WTI began as a project of The Moratorium Campaign founded by Sister Helen Prejean and led by Jené O'Keefe. In 2005, WTI became its own organization and was founded as the only national organization led by and composed of exonerated ex-death row prisoners and their loved ones. It held its first national gathering in Orlando, Florida, for training, outreach, organizing, leadership, and speaking (TOOLS). The organization has since hosted similar gatherings in Wisconsin, North Carolina, Texas, Pennsylvania, and Alabama. The gatherings consist of organizational development, training workshops, educational activities, peer support sessions, and public anti-death penalty actions. Witness to Innocence also launched its Speakers' Bureau in 2005, providing a platform of empowerment for its membership of exonerated death row survivors to share their stories with audiences around the country. Since its foundation, the WTI speakers' bureau has reached over 25,000 people at nearly 500 events in 37 states.

Witness to Innocence has also played a collaborative role in the abolition of the New Jersey death penalty in 2007, the successful campaign against reinstating the death penalty in Wisconsin, and – most recently – the repeal of New Mexico's death penalty in 2009.

==Membership==
Witness to Innocence utilizes the innocence list compiled by the Death Penalty Information Center (DPIC) of people exonerated from death row. The criteria for inclusion on the DPIC innocence list states that, "Defendants must have been convicted, sentenced to death and subsequently either
a) their conviction was overturned AND
i) they were acquitted at re-trial or
ii) all charges were dropped
b) they were given an absolute pardon by the governor based on new evidence of innocence."

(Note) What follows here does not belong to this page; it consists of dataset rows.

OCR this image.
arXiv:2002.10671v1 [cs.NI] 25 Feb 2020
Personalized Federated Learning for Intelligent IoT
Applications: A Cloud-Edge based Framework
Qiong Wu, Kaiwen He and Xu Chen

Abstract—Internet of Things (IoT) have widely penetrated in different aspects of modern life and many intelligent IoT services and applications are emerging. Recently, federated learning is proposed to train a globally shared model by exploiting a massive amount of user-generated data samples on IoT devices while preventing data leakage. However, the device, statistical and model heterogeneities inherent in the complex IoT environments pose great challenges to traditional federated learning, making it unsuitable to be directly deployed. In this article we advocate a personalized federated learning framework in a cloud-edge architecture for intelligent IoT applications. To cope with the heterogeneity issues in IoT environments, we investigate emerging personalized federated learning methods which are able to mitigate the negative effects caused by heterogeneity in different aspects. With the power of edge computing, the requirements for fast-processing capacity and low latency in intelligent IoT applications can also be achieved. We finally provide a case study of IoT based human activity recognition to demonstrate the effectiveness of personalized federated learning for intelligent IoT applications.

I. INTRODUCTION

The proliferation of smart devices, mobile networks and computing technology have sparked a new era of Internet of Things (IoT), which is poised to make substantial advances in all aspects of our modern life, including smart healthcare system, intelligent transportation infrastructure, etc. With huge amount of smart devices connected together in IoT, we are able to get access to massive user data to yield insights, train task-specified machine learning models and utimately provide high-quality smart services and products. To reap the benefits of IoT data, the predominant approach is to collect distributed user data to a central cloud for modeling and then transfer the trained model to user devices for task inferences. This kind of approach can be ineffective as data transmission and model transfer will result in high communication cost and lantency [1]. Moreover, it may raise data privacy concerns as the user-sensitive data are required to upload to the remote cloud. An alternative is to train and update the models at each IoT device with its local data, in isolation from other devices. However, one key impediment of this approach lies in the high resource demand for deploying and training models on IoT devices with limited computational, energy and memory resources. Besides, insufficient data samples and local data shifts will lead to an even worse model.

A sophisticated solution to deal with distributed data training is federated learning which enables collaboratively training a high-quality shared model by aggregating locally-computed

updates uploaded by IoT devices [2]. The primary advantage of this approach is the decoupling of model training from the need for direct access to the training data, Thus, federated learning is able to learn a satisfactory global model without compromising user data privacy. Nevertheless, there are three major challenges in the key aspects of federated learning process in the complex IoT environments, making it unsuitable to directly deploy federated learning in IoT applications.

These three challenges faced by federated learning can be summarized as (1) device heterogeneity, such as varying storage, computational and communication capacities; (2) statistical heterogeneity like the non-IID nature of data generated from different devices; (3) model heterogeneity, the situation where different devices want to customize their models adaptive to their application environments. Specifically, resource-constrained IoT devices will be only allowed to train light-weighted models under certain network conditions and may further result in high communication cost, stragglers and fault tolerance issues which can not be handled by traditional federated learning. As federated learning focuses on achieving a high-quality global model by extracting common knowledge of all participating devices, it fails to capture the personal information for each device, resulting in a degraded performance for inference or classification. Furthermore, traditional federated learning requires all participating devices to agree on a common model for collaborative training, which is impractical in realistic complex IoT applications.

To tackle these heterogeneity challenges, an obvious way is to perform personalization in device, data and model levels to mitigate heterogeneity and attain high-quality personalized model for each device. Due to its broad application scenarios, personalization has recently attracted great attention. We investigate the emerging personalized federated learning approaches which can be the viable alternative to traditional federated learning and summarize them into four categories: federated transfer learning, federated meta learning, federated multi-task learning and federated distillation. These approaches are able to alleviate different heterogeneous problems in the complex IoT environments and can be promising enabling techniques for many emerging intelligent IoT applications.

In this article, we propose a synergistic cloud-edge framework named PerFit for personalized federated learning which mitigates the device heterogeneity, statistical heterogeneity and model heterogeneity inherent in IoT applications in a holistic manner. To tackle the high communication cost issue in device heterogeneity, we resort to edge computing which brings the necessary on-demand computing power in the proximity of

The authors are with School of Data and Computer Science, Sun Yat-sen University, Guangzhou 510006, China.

Proponents of the death penalty cast doubt on the validity of this list, partially because not all of the exonerated former prisoners were on death row at the time of exoneration. All of the 138 people currently on the DPIC list were at some time sentenced to death and were exonerated by the aforementioned legal standards.

===News, books, and media===

Witness to Innocence and its members have been featured in numerous publications and news articles, including Parade magazine, the Tucson Weekly, the Austin American-Statesman, the Fort Worth Star-Telegram, The Litchfield County Times, Westport News, and the North Carolina Star-News.

WTI member and the 100th former death row prisoner to be exonerated, Ray Krone, was also featured on Good Morning America and an episode of Extreme Makeover in its third season. The play and made-for-cable television film, The Exonerated, features Witness to Innocence members Delbert Tibbs (played by Delroy Lindo) and David Keaton (played by Danny Glover) as two of its characters. Other projects that feature innocent former death row prisoners include John Grisham's first nonfiction work, The Innocent Man, Frank Baumgartner's The Decline of the Death Penalty and the Discovery of Innocence, and sociologist Stanley Cohen's The Wrong Men: America's epidemic of wrongful death row convictions.